先日も母の着物の洗い張りが出て来たので、加工伝票に寸法を書こうとした。しかし、生地を点検すると、何度も仕立替えをして擦り切れや破れが激しい。何カ所か破れた箇所が端縫いミシンで繕ってある。縫い目を合わせて見たけれども、仕立替え出来そうにない。
「これ、本当に仕立て替えするの。」
そう聞くと、
「もうダメか。ダメなら仕立てなくてもいいよ。」
そう言われたが、洗い張りがもったいないばかりだった。九十を越える母は、普段着を何度でも仕立て替えすると言う習慣が身に付いている。
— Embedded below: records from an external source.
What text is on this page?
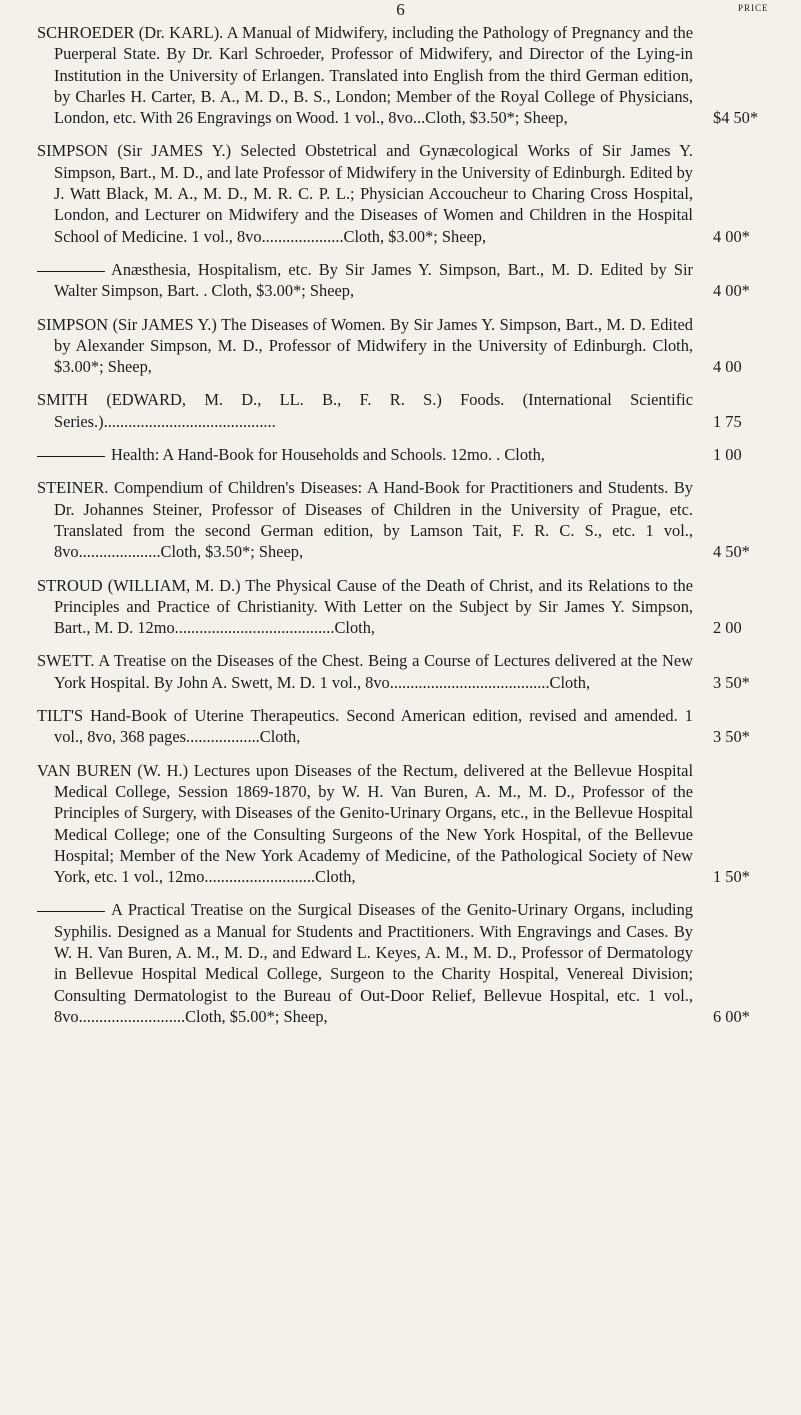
6	PRICE
SCHROEDER (Dr. KARL). A Manual of Midwifery, including the Pathology of Pregnancy and the Puerperal State. By Dr. Karl Schroeder, Professor of Midwifery, and Director of the Lying-in Institution in the University of Erlangen. Translated into English from the third German edition, by Charles H. Carter, B. A., M. D., B. S., London; Member of the Royal College of Physicians, London, etc. With 26 Engravings on Wood. 1 vol., 8vo...Cloth, $3.50*; Sheep,	$4 50*
SIMPSON (Sir JAMES Y.) Selected Obstetrical and Gynæcological Works of Sir James Y. Simpson, Bart., M. D., and late Professor of Midwifery in the University of Edinburgh. Edited by J. Watt Black, M. A., M. D., M. R. C. P. L.; Physician Accoucheur to Charing Cross Hospital, London, and Lecturer on Midwifery and the Diseases of Women and Children in the Hospital School of Medicine. 1 vol., 8vo....................Cloth, $3.00*; Sheep,	4 00*
Anæsthesia, Hospitalism, etc. By Sir James Y. Simpson, Bart., M. D. Edited by Sir Walter Simpson, Bart. . Cloth, $3.00*; Sheep,	4 00*
SIMPSON (Sir JAMES Y.) The Diseases of Women. By Sir James Y. Simpson, Bart., M. D. Edited by Alexander Simpson, M. D., Professor of Midwifery in the University of Edinburgh. Cloth, $3.00*; Sheep,	4 00
SMITH (EDWARD, M. D., LL. B., F. R. S.) Foods. (International Scientific Series.)..........................................	1 75
Health: A Hand-Book for Households and Schools. 12mo. . Cloth,	1 00
STEINER. Compendium of Children's Diseases: A Hand-Book for Practitioners and Students. By Dr. Johannes Steiner, Professor of Diseases of Children in the University of Prague, etc. Translated from the second German edition, by Lamson Tait, F. R. C. S., etc. 1 vol., 8vo....................Cloth, $3.50*; Sheep,	4 50*
STROUD (WILLIAM, M. D.) The Physical Cause of the Death of Christ, and its Relations to the Principles and Practice of Christianity. With Letter on the Subject by Sir James Y. Simpson, Bart., M. D. 12mo.......................................Cloth,	2 00
SWETT. A Treatise on the Diseases of the Chest. Being a Course of Lectures delivered at the New York Hospital. By John A. Swett, M. D. 1 vol., 8vo.......................................Cloth,	3 50*
TILT'S Hand-Book of Uterine Therapeutics. Second American edition, revised and amended. 1 vol., 8vo, 368 pages..................Cloth,	3 50*
VAN BUREN (W. H.) Lectures upon Diseases of the Rectum, delivered at the Bellevue Hospital Medical College, Session 1869-1870, by W. H. Van Buren, A. M., M. D., Professor of the Principles of Surgery, with Diseases of the Genito-Urinary Organs, etc., in the Bellevue Hospital Medical College; one of the Consulting Surgeons of the New York Hospital, of the Bellevue Hospital; Member of the New York Academy of Medicine, of the Pathological Society of New York, etc. 1 vol., 12mo...........................Cloth,	1 50*
A Practical Treatise on the Surgical Diseases of the Genito-Urinary Organs, including Syphilis. Designed as a Manual for Students and Practitioners. With Engravings and Cases. By W. H. Van Buren, A. M., M. D., and Edward L. Keyes, A. M., M. D., Professor of Dermatology in Bellevue Hospital Medical College, Surgeon to the Charity Hospital, Venereal Division; Consulting Dermatologist to the Bureau of Out-Door Relief, Bellevue Hospital, etc. 1 vol., 8vo..........................Cloth, $5.00*; Sheep,	6 00*
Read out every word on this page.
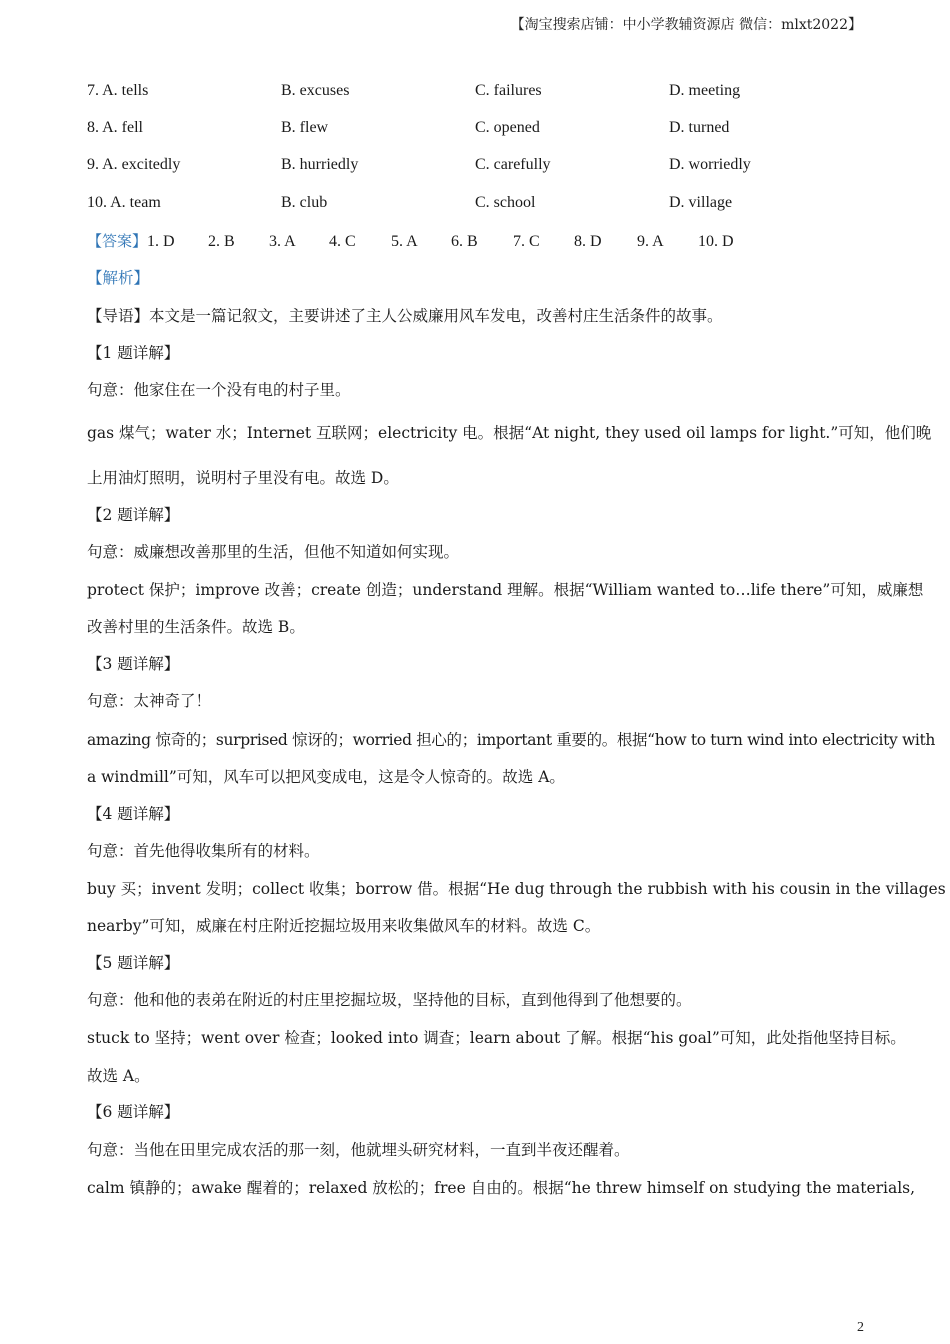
【淘宝搜索店铺：中小学教辅资源店 微信：mlxt2022】
7. A. tells	B. excuses	C. failures	D. meeting
8. A. fell	B. flew	C. opened	D. turned
9. A. excitedly	B. hurriedly	C. carefully	D. worriedly
10. A. team	B. club	C. school	D. village
【答案】1. D 2. B 3. A 4. C 5. A 6. B 7. C 8. D 9. A 10. D
【解析】
【导语】本文是一篇记叙文，主要讲述了主人公威廉用风车发电，改善村庄生活条件的故事。
【1 题详解】
句意：他家住在一个没有电的村子里。
gas 煤气；water 水；Internet 互联网；electricity 电。根据“At night, they used oil lamps for light.”可知，他们晚
上用油灯照明，说明村子里没有电。故选 D。
【2 题详解】
句意：威廉想改善那里的生活，但他不知道如何实现。
protect 保护；improve 改善；create 创造；understand 理解。根据“William wanted to…life there”可知，威廉想
改善村里的生活条件。故选 B。
【3 题详解】
句意：太神奇了！
amazing 惊奇的；surprised 惊讶的；worried 担心的；important 重要的。根据“how to turn wind into electricity with
a windmill”可知，风车可以把风变成电，这是令人惊奇的。故选 A。
【4 题详解】
句意：首先他得收集所有的材料。
buy 买；invent 发明；collect 收集；borrow 借。根据“He dug through the rubbish with his cousin in the villages
nearby”可知，威廉在村庄附近挖掘垃圾用来收集做风车的材料。故选 C。
【5 题详解】
句意：他和他的表弟在附近的村庄里挖掘垃圾，坚持他的目标，直到他得到了他想要的。
stuck to 坚持；went over 检查；looked into 调查；learn about 了解。根据“his goal”可知，此处指他坚持目标。
故选 A。
【6 题详解】
句意：当他在田里完成农活的那一刻，他就埋头研究材料，一直到半夜还醒着。
calm 镇静的；awake 醒着的；relaxed 放松的；free 自由的。根据“he threw himself on studying the materials,
2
昔の人は、着古した着物は仕立て替える。難があれば何とか工夫して仕立て替える。それでも仕立て替え出来なければ、羽織を仕立てたり、場合によってはモンペを作ったり、そして最後には端切れとして利用したのだろう。
仕立替えに限らず、着物は本質的に環境にやさしい。
着物には流行がなく、形が変わらないので昔の着物を着たとしても時代遅れとはならない。洋服の場合は、形を競っている。そして流行は全ての人を網羅して襲い掛かって来る。
ミニスカートが流行している時にロングスカートを履くのは野暮と後ろ指を指される。親父の昔のスーツを着れば周りから浮いてしまう。
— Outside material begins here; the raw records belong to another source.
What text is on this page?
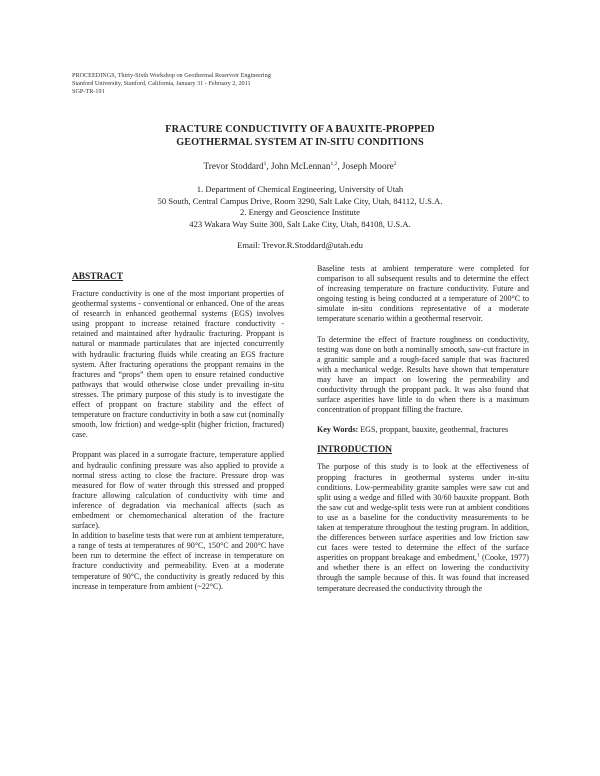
PROCEEDINGS, Thirty-Sixth Workshop on Geothermal Reservoir Engineering
Stanford University, Stanford, California, January 31 - February 2, 2011
SGP-TR-191
FRACTURE CONDUCTIVITY OF A BAUXITE-PROPPED
GEOTHERMAL SYSTEM AT IN-SITU CONDITIONS
Trevor Stoddard$^1$, John McLennan$^{1,2}$, Joseph Moore$^2$
1. Department of Chemical Engineering, University of Utah
50 South, Central Campus Drive, Room 3290, Salt Lake City, Utah, 84112, U.S.A.
2. Energy and Geoscience Institute
423 Wakara Way Suite 300, Salt Lake City, Utah, 84108, U.S.A.
Email: Trevor.R.Stoddard@utah.edu
ABSTRACT

Fracture conductivity is one of the most important properties of geothermal systems - conventional or enhanced. One of the areas of research in enhanced geothermal systems (EGS) involves using proppant to increase retained fracture conductivity - retained and maintained after hydraulic fracturing. Proppant is natural or manmade particulates that are injected concurrently with hydraulic fracturing fluids while creating an EGS fracture system. After fracturing operations the proppant remains in the fractures and “props” them open to ensure retained conductive pathways that would otherwise close under prevailing in-situ stresses. The primary purpose of this study is to investigate the effect of proppant on fracture stability and the effect of temperature on fracture conductivity in both a saw cut (nominally smooth, low friction) and wedge-split (higher friction, fractured) case.

Proppant was placed in a surrogate fracture, temperature applied and hydraulic confining pressure was also applied to provide a normal stress acting to close the fracture. Pressure drop was measured for flow of water through this stressed and propped fracture allowing calculation of conductivity with time and inference of degradation via mechanical affects (such as embedment or chemomechanical alteration of the fracture surface).

In addition to baseline tests that were run at ambient temperature, a range of tests at temperatures of 90°C, 150°C and 200°C have been run to determine the effect of increase in temperature on fracture conductivity and permeability. Even at a moderate temperature of 90°C, the conductivity is greatly reduced by this increase in temperature from ambient (~22°C).

Baseline tests at ambient temperature were completed for comparison to all subsequent results and to determine the effect of increasing temperature on fracture conductivity. Future and ongoing testing is being conducted at a temperature of 200°C to simulate in-situ conditions representative of a moderate temperature scenario within a geothermal reservoir.

To determine the effect of fracture roughness on conductivity, testing was done on both a nominally smooth, saw-cut fracture in a granitic sample and a rough-faced sample that was fractured with a mechanical wedge. Results have shown that temperature may have an impact on lowering the permeability and conductivity through the proppant pack. It was also found that surface asperities have little to do when there is a maximum concentration of proppant filling the fracture.

Key Words: EGS, proppant, bauxite, geothermal, fractures

INTRODUCTION

The purpose of this study is to look at the effectiveness of propping fractures in geothermal systems under in-situ conditions. Low-permeability granite samples were saw cut and split using a wedge and filled with 30/60 bauxite proppant. Both the saw cut and wedge-split tests were run at ambient conditions to use as a baseline for the conductivity measurements to be taken at temperature throughout the testing program. In addition, the differences between surface asperities and low friction saw cut faces were tested to determine the effect of the surface asperities on proppant breakage and embedment,$^1$ (Cooke, 1977) and whether there is an effect on lowering the conductivity through the sample because of this. It was found that increased temperature decreased the conductivity through the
洋服は形が決定的にその人のセンスを表している。しかし、着物は基本的に形は変わらない。普段着も晴の着物も形は同じである。袖丈や袖の丸みなど若干違うけれども基本的に形は同じである。数十年のスパンで見れば、昔も今も着物の形は変わらない。
着物に流行があるとすれば色や柄である。白地の着物が流行ったり、辻が花文様が流行ったりしたこともあるが、それらの流行の色や柄の着物を着ている人は極わずかである。結婚式に行ったらほとんど皆が白い着物を着ていた、皆同じ柄の着物を着ている、と言う事は無い。居合わせたほとんどの人が、流行と言われる色柄を着ていないだろう。
着物の流行は洋服とは全く違っている。昔の着物を着ても決して流行遅れにはならない。そういう意味で、何度も仕立替えができ、洋服の様な流行の無い着物は、完全循環型の環境にやさしい衣装である・・・と言いたいところなのだが、最初に述べた通り「今の着物」と言う枕詞が付けば、私は口籠ってしまう。
私の店では、仕立替えをはじめとしてあらゆる着物のメンテナンスの相談を受け付けている。仕立て替え出来そうにない着物でも、工夫によって新品同様に仕立て替える事もある。着物は環境にやさしい、と言う事を実践してはいる。
しかし、今着物を仕立て、着て頂いているお客様が、環境にやさしい着物の良さを感じて頂いているだろうかと思ってしまう。